Write once, read many (WORM) using Linux file system
Solution 1:
You can sort of do this with OpenAFS and read-only volumes. It's a lot of infrastructure to install to make it work however and might not meet the requirements.
http://www.openafs.org/
Basically, there is a writeable volume and one or more read-only copies of the volume. Until you release the writeable volume, the read-only copies are unchangeable to clients. Releasing the volume requires admin privileges.
It seems like any solution would require either specialized hardware or a network file system that duplicates the semantics of specialized hardware.
Solution 2:
It seems that there is no way to do this without writing custom file system / kernel code.
A viable solution appears to be to use Amazon Glacier with WORM archive storage option. According to the AWS Official Blog at: https://aws.amazon.com/blogs/aws/glacier-vault-lock/
[...] a new Glacier feature that allows you to lock your vault with a variety of compliance controls that are designed to support this important records retention use case. You can now create a Vault Lock policy on a vault and lock it down.

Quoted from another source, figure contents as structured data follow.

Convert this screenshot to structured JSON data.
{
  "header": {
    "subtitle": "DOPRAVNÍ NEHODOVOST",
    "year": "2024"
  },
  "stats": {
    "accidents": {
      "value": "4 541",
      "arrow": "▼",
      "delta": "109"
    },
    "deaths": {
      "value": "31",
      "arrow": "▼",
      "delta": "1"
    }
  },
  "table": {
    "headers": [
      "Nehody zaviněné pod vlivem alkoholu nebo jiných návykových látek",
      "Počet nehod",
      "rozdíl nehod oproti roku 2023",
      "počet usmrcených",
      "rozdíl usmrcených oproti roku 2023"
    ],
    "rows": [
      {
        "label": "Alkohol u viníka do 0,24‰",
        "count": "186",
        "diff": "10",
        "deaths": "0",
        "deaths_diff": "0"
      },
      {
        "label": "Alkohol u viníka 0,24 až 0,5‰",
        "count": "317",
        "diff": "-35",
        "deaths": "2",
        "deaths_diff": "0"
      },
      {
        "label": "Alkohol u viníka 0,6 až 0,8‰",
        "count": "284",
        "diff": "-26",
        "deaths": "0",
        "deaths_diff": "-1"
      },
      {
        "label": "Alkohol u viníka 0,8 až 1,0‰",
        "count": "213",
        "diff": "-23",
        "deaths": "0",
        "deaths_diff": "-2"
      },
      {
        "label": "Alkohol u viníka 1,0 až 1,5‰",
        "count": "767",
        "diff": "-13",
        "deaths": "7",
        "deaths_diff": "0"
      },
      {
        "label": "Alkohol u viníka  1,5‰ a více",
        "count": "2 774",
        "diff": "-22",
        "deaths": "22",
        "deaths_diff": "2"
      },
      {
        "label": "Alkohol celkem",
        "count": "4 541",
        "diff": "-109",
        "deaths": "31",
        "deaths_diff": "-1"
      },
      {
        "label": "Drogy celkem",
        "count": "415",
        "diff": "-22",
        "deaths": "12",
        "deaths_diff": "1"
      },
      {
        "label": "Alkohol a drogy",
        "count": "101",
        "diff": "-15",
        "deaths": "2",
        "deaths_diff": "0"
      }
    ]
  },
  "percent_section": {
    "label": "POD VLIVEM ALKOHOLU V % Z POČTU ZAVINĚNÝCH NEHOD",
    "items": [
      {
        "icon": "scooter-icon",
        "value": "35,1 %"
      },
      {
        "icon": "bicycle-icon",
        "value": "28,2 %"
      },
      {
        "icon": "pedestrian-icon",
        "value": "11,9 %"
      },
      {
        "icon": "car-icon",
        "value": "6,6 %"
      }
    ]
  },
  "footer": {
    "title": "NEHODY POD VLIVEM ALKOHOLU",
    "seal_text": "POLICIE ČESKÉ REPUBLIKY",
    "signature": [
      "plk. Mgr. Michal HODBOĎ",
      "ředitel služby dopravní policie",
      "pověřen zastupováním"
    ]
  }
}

Once locked, the policy cannot be overwritten or deleted. Glacier will enforce the policy and will protect your records according to the controls (including a predefined retention period) specified therein.
You cannot change the Vault Lock policy after you lock it. However, you can still alter and configure the access controls that are not related to compliance by using a separate vault access policy. For example, you can grant read access to business partners or designated third parties (as sometimes required by regulation).
For me, this provides exactly what is needed without the expense of NetApp or EMC hardware, while appearing to meet the record retention requirements.